Traceless symmetric tensors, antisymmetric tensors and traces transform irreducibly. To elaborate; we have $u^{i}v^{j}_k$, firstly we build the symmetric(in the upper indices) traceless part $$ S^{ij}_{k} = \dfrac{1}{2}\left(u^{i}v^{j}_k + u^{j}v^{i}_k - \alpha\delta_{k}^{i}u^lv^j_l- \beta\delta_{k}^{j}u^lv^i_l\right). $$ We calculate the $\alpha$ and $\beta$ coefficients from the requirement that $S^{ij}_k = S^{ji}_k$ and $S^{ij}_{i} = 0$, while keeping in mind that $v^i_i = 0$ as well. This gives $\alpha = \beta = \dfrac{1}{4}$.
Next we consider the antisymmetric part (thanks "Frederic BrĂ¼nner" for pointing it out) $$ A^{ij}_k = \dfrac{1}{2}\left( u^{i}v^{j}_k - u^{j}v^{i}_k \right) = \dfrac{1}{2}\epsilon^{ijl}\epsilon_{lmn}u^{m}v^{n}_k. $$
Finally we should add the traces we subracted, getting $$ u^{i}v^{j}_k = \underbrace{S^{ij}_{k}}_{15} + \underbrace{A^{ij}_k}_{\bar{6}} +\underbrace{\dfrac{1}{8}\delta_{k}^{i}u^lv^j_l + \dfrac{1}{8}\delta_{k}^{i}u^lv^j_l}_{3} $$
However, I realised that the above procedure is almost complete, and actually leads to reducible tensors. Naively, I thought initially that antisymmetric tensors don't need to have the traces removed, but in fact $A^{ij}_k$ needs to have its two traces removed (otherwise one could contract with $\delta^{i}_j$ and get a reduced tensor).
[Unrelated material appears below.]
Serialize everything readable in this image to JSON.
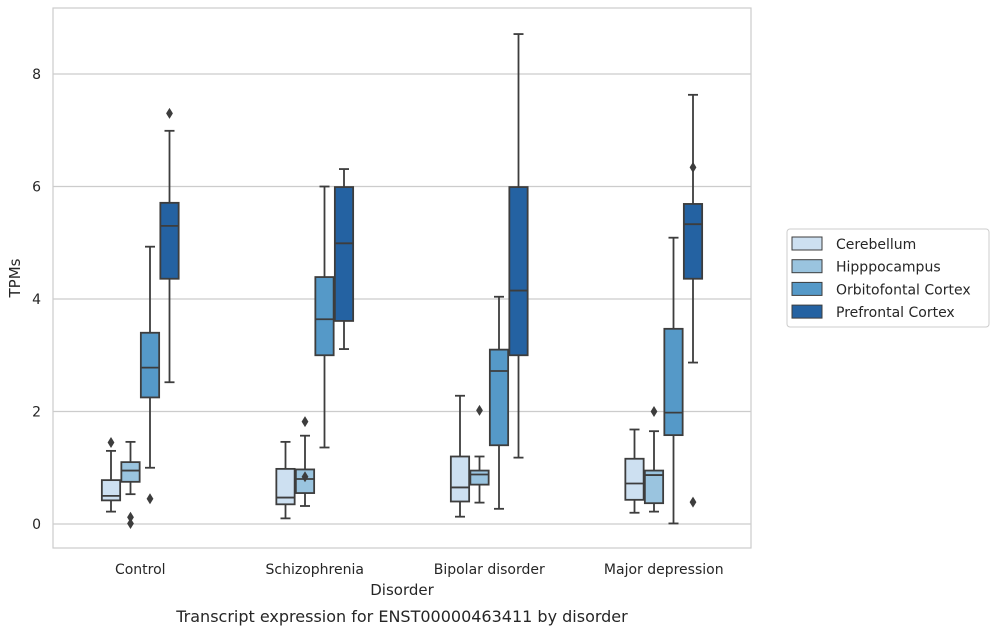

So to correct the above, we write $$ A^{ij}_k = \dfrac{1}{2}\left( u^{i}v^{j}_k - \lambda\delta^{i}_{k}u^lv_l^j - u^{j}v^{i}_k + \mu\delta^{j}_ku^lv^i_l \right). $$ Again by requiring antisymmetry and tracelessness; $A^{ij}_k = -A^{ji}_k$, $A^{ij}_i = 0$, we get $\lambda = \dfrac{1}{2}$ and $\mu = -\dfrac{1}{2}$.
In total then, to the right hand side, we have $-\dfrac{1}{8} - \dfrac{1}{4} = -\dfrac{3}{8}$ times the trace $\delta^{i}_{k}u^lv_l^j$, so to make the two sides of the original equations equal, we add $\dfrac{3}{8}$ of that trace (also for the other trace we need to subtract $\dfrac{1}{8}$).
The correct answer is, therefore, the one given by Georgi, if of course one immediately ``sees'' that symmetrizing $\epsilon_{lmn}u^mv^n_k$ with respect to $lk$ and then contracting with $\epsilon^{ijl}$ is equivalent to removing the traces of the $A^{ij}_k$!